Charlie Wayne, um dos membros da banda, havia já falado sobre a opção de fazer tábua rasa do passado recente: “Não me pareceu correcto tocar estas faixas. São canções que foram escritas por sete pessoas e foram feitas para serem tocadas por sete pessoas. Se não estivermos a tocar como sete pessoas, então não as vamos tocar. Continuamos a fazer música que soa a Black Country, New Road, que é tão forte como tudo o que tocámos anteriormente, só que é diferente. Não estaríamos a fazer estes espectáculos durante o Verão, se não tivéssemos confiança na música. As coisas que estamos a tocar são fantásticas”. E são mesmo.
O concerto abre com “Up Song”, cujo primeiro verso poderá ilustrar este olhar, não sem alguma comoção, para um passado que por agora é preciso esquecer: Look at what we did together – que, a dado momento, nos traz à memória os melhores tempos dos I`m From Barcelona, com um coro bem ensaiado.
“The Boy”, história em três capítulos sobre um rapaz que partiu as suas asas, tem no centro o acordeão e a flauta, uma falsa balada irlandesa que soa assim como se Bjork convidasse Shane MacGowan para uma voltinha à pista de dança. “24/7 365 British Sumer Time” poderia bem ser uma faixa esquecida num lado B dos The Divine Comedy, seguida de uma apresentação da banda muito sui generis, como se conduzida por um feirante já bem regado.
“I Won`t Always Love You”, bonita canção de (des)amor, arranca na solidão de uma guitarra acústica para prosseguir depois num ritmo vertiginoso, no que teria sido a banda sonora ideal para acompanhar Jack Kerouac pela estrada fora – ou, talvez, Hunther Thompson no seu périplo por Las Vegas.

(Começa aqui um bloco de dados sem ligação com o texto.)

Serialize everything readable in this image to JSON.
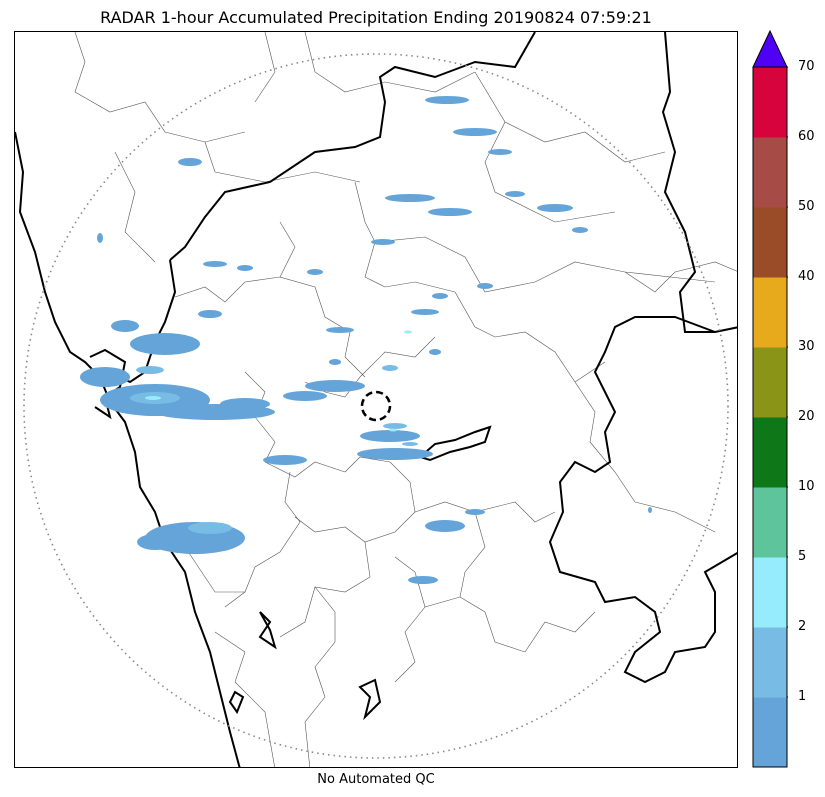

“Vou tentar uma nova forma de colocar as mãos durante a próxima canção”, lança um divertido Lewis Evans antes de uma esmerada interpretação de “Across The Pond Friend”. “Laughing Song” transforma o caos em harmonia, como se, anos atrás, os The Fiery Furnaces tivessem descoberto a forma de domar a sua hiperactividade para criar a canção pop perfeita. “Nancy Tries To Take The Night” abre com uma dança entre guitarras e, aos poucos, convida a um abraço no escurinho com o embalo de uma opereta.
“Turbines/Pigs” arranca ao piano e violino, enquanto o restante quarteto se reúne num círculo íntimo, regressando pouco a pouco aos seus postos para prosseguir esta balada: primeiro, com a timidez da flauta; depois, com o embalo da tarola; e, por fim, com a entrada em cena das guitarras. Quando o violino entra em loop e a música de súbito explode, é como recuperar a excitação de “Funeral”, esse disco irrepetível dos Arcade Fire.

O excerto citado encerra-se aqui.